The standard deviation \(SD(X) = \sqrt{Var(X)} =\) 1.023.
Bernoulli random variables
Let \(X\) be a Bernoulli (\(p\)) random variable. We know that \(E(X) = \mu = p\). If we compute \(E(X^2)\), we get that \(E(X^2) = p\). (Make sure you know how to compute \(E(X^2)\).) Therefore we have that: \[ Var(X) = E(X^2) - \mu^2 = p - p^2 = p(1-p). \]
Binomial random variables
We use the same method as we did to compute the expectation of \(X\sim Bin(n,p)\). We will write \(X\) as a sum of independent Bernoulli random variables: \[ X = X_1 + X_2 + \ldots + X_n\] where each \(X_k \sim\) Bernoulli(\(p\)). Since the \(X_k\) are results of independent trials (by the definition of the binomial distribution), we have: \[Var(X) = Var(X_1) + Var(X_2) + \ldots + Var(X_n) = np(1-p).\] Therefore, \(SD(X) = \sqrt{np(1-p)}\)
Poisson random variables
Computing the variance of a Poisson random variable is more complicated than computing its expectation, so we will just state the variance as a fact. Let \(X \sim Poisson(\lambda)\). Then \[ Var(X) = \lambda. \]
Summary
We defined the expected value or the mean of a discrete random variable and listed the properties of expectation including linearity and additivity.

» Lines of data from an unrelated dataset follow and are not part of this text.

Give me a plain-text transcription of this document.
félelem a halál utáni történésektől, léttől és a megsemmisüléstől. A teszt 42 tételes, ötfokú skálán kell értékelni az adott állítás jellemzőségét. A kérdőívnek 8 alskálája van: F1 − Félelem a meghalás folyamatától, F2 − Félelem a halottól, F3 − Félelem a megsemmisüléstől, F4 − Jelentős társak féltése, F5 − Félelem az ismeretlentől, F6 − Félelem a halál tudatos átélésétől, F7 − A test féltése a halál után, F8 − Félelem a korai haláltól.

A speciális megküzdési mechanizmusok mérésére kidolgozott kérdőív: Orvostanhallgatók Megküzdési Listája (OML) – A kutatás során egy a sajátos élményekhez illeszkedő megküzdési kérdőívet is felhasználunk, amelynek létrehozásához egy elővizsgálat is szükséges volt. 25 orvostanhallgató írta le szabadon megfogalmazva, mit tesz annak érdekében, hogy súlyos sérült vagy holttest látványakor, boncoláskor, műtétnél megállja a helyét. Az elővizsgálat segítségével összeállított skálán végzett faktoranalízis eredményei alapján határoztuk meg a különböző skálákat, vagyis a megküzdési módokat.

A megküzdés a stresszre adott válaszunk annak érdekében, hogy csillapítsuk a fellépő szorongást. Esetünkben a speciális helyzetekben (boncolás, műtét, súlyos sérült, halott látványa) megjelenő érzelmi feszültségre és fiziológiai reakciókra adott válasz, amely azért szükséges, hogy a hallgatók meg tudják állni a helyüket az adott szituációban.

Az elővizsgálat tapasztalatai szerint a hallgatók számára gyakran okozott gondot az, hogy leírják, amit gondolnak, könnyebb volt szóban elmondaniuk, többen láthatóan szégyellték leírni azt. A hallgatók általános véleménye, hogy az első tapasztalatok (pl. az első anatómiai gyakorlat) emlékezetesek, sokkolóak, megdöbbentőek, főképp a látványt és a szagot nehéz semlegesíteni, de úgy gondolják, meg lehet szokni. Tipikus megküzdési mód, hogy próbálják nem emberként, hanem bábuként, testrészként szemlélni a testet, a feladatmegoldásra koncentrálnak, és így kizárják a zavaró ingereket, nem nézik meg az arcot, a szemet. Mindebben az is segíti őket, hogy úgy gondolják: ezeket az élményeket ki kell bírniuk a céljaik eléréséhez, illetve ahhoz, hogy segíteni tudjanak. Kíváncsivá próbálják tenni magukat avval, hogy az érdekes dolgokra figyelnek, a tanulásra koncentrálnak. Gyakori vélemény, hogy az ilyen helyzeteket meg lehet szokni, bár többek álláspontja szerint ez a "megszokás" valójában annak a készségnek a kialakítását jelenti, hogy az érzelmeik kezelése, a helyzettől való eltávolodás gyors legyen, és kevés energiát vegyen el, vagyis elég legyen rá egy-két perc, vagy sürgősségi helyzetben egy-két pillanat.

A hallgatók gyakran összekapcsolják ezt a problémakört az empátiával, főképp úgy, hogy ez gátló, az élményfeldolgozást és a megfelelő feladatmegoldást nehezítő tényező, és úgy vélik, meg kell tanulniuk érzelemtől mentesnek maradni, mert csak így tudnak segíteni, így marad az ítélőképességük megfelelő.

We defined the variance and standard deviation of a random variable. Both expectation and variance (and therefore standard deviation) are constants associated to the distribution of the random variable. The variance is more convenient than the sd for computation because it doesn’t have square roots. However, the units are squared, so you have to be careful while interpreting the variance. We discussed the properties of variance and standard deviation.
We wrote down the expected values and variance for various special random variables.